A second aim i s to identify sub-groups of mothers and children who benefit most from the intervention by examining potential moderators of maternal depressive symptoms, the intensity of supervisory behavior, and child temperament and activity, on the intervention and subsequent injury outcomes. We will recruit 1000 children of first-time, low-income mothers who are participating in a home visitation program. These children, at 3 to 8 months of age, will be randomized to a home safety installation intervention (experimental group) or a Reach Out and Read program (control group). The leading mechanisms of residential injury resulting in an emergency visit for US children are: cutting/piercing, struck/strike, fall, poison, and burns. Exposure to hazards related to these injury mechanisms will be modified by the comprehensive installation of safety products. At baseline and annual follow-up we will use the HOME Injury Survey, a 55-item validated instrument to quantify unintentional injury hazards in the indoor environment of homes with young children, to quantify hazards and to direct the installation intervention. This proposal will test the efficacy of an intervention to reduce exposure to injury hazards in the home and subsequent preventable and medically attended injury in young children of first-time, impoverished mothers. Residential injury results in more than 1.7 million emergency visits in children younger than 5 years of age annually in the U.S. resulting in over $3 billion in medical care costs and $800 per emergency visit. Therefore, interventions that can effect sizable reductions in childhood injury in the home could result in substantial reductions in pain and suffering while saving potentially hundreds of millions of dollars in healthcare costs.
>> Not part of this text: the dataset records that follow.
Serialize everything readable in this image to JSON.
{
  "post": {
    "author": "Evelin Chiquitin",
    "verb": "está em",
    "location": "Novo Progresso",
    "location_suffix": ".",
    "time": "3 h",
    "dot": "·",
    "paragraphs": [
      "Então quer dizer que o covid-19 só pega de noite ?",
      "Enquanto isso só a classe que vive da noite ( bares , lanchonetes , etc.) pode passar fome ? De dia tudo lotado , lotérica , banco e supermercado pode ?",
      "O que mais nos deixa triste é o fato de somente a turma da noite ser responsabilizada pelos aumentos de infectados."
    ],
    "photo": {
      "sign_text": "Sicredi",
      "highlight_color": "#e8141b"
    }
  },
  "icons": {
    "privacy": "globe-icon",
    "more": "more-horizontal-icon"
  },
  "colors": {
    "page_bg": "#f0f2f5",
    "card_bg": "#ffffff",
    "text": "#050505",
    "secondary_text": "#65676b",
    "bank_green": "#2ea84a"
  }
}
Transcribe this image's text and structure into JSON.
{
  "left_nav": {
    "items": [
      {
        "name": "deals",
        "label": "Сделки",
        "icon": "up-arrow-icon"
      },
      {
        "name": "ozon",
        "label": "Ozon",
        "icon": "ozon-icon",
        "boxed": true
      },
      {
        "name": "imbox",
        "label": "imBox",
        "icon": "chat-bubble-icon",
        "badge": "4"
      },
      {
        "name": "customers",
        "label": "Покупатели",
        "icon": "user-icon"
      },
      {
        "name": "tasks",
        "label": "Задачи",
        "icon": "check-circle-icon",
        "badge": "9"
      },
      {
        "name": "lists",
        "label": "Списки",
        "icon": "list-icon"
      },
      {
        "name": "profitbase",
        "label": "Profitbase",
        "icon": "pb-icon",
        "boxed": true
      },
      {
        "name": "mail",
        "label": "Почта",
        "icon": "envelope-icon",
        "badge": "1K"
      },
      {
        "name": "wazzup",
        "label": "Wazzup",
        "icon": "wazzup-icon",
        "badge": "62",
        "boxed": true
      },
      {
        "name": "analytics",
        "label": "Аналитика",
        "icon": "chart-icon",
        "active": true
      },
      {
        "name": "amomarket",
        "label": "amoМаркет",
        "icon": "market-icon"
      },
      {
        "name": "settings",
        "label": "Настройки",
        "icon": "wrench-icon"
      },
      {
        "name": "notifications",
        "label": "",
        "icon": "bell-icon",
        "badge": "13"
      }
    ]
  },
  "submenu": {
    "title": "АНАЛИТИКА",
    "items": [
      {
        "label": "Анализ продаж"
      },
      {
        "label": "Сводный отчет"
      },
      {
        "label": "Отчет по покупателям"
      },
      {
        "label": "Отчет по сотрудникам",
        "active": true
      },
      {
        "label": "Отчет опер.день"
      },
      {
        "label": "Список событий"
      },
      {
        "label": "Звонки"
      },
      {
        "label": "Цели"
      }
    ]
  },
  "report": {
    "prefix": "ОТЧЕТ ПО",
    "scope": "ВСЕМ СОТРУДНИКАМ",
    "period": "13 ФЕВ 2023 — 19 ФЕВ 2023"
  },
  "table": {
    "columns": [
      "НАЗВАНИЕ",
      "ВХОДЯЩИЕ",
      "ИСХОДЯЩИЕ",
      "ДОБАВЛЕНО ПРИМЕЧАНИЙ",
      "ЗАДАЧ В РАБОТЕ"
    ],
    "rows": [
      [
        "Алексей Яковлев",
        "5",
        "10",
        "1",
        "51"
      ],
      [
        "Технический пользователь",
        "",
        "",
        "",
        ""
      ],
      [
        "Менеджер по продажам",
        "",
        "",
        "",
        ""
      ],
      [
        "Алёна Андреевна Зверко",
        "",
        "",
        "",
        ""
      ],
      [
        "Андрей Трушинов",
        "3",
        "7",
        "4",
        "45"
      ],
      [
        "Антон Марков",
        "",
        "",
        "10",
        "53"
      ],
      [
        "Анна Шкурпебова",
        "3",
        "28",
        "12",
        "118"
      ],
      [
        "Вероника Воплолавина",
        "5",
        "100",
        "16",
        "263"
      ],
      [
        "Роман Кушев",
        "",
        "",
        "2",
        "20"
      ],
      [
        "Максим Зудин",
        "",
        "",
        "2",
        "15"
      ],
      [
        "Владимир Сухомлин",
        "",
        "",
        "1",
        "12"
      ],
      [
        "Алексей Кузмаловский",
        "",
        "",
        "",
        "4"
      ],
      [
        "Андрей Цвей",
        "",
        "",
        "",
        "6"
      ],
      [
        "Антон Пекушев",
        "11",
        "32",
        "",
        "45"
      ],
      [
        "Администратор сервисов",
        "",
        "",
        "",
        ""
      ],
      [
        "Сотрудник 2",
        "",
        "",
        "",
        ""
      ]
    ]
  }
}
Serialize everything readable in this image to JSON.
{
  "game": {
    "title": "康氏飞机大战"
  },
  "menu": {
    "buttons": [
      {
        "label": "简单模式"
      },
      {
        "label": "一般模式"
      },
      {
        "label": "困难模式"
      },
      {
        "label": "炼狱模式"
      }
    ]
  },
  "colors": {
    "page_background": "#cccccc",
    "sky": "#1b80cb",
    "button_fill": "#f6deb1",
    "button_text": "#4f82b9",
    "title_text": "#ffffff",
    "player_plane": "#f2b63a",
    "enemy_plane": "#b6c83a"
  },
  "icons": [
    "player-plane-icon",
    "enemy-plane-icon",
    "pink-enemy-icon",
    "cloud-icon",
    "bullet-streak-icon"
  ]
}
This proposal will test the efficacy of an intervention to reduce exposure to injury hazards in the home and subsequent preventable and medically attended injury in young children of first-time, impoverished mothers. As residential injury results in more than 1.7 million emergency visits in children less than 5 years of age each year in the U.S. resulting in more than $3 billion in medical costs including $800 per emergency visit, interventions that can effect sizable reductions could result in substantial reductions in pain and suffering while saving potentially hundreds of millions of dollars in healthcare costs. The proposal is focused on a compelling population of households of at-risk mothers and their children less than 4 years of age.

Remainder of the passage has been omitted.